Areca Roe is an artist based in Minneapolis, Minnesota. A recurrent theme in her work is the interface between the natural and human domains, and works with photography, video, sculpture, and installation. Roe received her MFA in studio arts, with an emphasis on photography, from University of Minnesota in 2011, and is now a professor of photography at Minnesota State University, Mankato. She has exhibited throughout the region as well as nationally and internationally, and recently became a member of the Rosalux Gallery artist collective in Minneapolis. Roe has also received several grants and fellowships in support of her work, including the Minnesota State Arts Board Artist Initiative Grant and the Art(ists) on the Verge Fellowship.
Housebroken
My art practice engages with our culture’s relationship (or lack thereof) with the natural world. This relationship is a complex one—we require and revere it, but we simultaneously destroy it. Perhaps above all, we have separated ourselves from the natural world, and from this comes a desire to reconnect with and return to wildness. In my work, I explore how these barriers and desires manifest themselves in our lives and our society. I am specifically interested in the relationship between humans and animals—in a myriad of ways, we try to create connections between animals and ourselves.

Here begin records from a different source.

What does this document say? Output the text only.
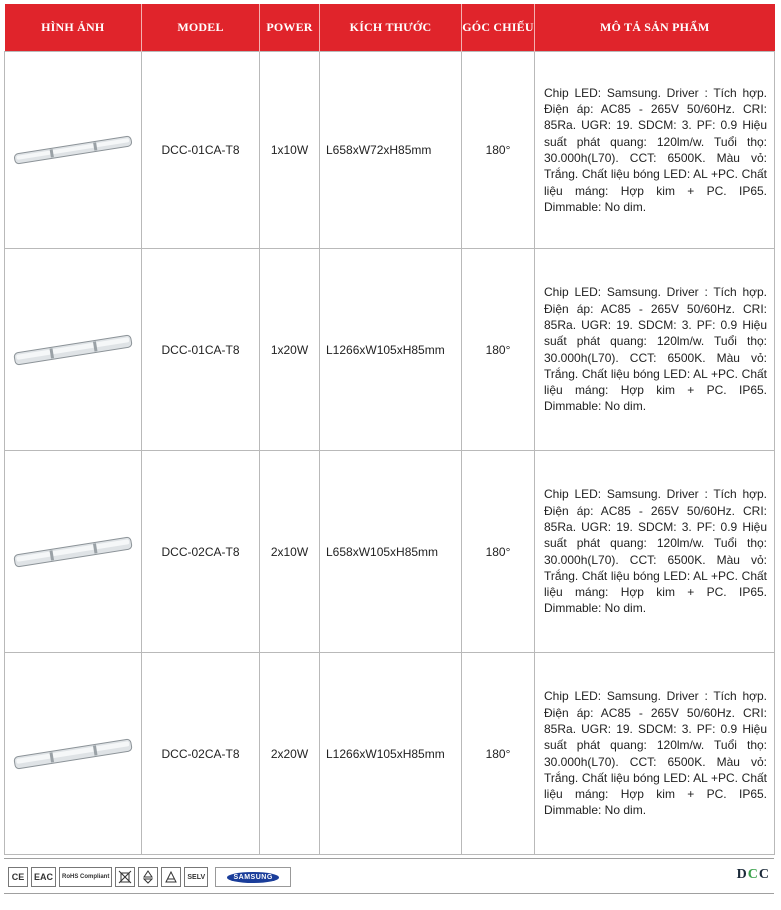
HÌNH ẢNH	MODEL	POWER	KÍCH THƯỚC	GÓC CHIẾU	MÔ TẢ SẢN PHẨM

	DCC-01CA-T8	1x10W	L658xW72xH85mm	180°	Chip LED: Samsung. Driver : Tích hợp. Điện áp: AC85 - 265V 50/60Hz. CRI: 85Ra. UGR: 19. SDCM: 3. PF: 0.9 Hiệu suất phát quang: 120lm/w. Tuổi thọ: 30.000h(L70). CCT: 6500K. Màu vỏ: Trắng. Chất liệu bóng LED: AL +PC. Chất liệu máng: Hợp kim + PC. IP65. Dimmable: No dim.

	DCC-01CA-T8	1x20W	L1266xW105xH85mm	180°	Chip LED: Samsung. Driver : Tích hợp. Điện áp: AC85 - 265V 50/60Hz. CRI: 85Ra. UGR: 19. SDCM: 3. PF: 0.9 Hiệu suất phát quang: 120lm/w. Tuổi thọ: 30.000h(L70). CCT: 6500K. Màu vỏ: Trắng. Chất liệu bóng LED: AL +PC. Chất liệu máng: Hợp kim + PC. IP65. Dimmable: No dim.

	DCC-02CA-T8	2x10W	L658xW105xH85mm	180°	Chip LED: Samsung. Driver : Tích hợp. Điện áp: AC85 - 265V 50/60Hz. CRI: 85Ra. UGR: 19. SDCM: 3. PF: 0.9 Hiệu suất phát quang: 120lm/w. Tuổi thọ: 30.000h(L70). CCT: 6500K. Màu vỏ: Trắng. Chất liệu bóng LED: AL +PC. Chất liệu máng: Hợp kim + PC. IP65. Dimmable: No dim.

	DCC-02CA-T8	2x20W	L1266xW105xH85mm	180°	Chip LED: Samsung. Driver : Tích hợp. Điện áp: AC85 - 265V 50/60Hz. CRI: 85Ra. UGR: 19. SDCM: 3. PF: 0.9 Hiệu suất phát quang: 120lm/w. Tuổi thọ: 30.000h(L70). CCT: 6500K. Màu vỏ: Trắng. Chất liệu bóng LED: AL +PC. Chất liệu máng: Hợp kim + PC. IP65. Dimmable: No dim.
CE	EAC	RoHS Compliant	SELV	SAMSUNG	DCC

In this series, Housebroken, I have been photographing unusual pets in their domestic environments. Some people are drawn to create a relationship and share a home with creatures like snakes, turtles, potbellied pigs, and ferrets. The pets are fascinating animals, to be sure, but their relationship with the owners has an element of ambiguity—it is not as clear and established as the companionship and comfort offered by dogs and cats. Why choose to make such strong and intimate connections with these odd creatures? What does the owner find so alluring about a snake, despite the fact that it does not return the owner’s affection in a way we could recognize?
In these photographs the autonomy and individuality of the pets are in the foreground, and human presence is minimized. There is also a tension between the apparent wildness of the creature and its tame, mundane surroundings of soft textures and clutter. Conversely, some of the animals almost blend into their domestic surroundings, as if their camouflage has adapted to the new environment. I collaborated with the owners in choosing the photo locations, backgrounds, and scenarios within the home.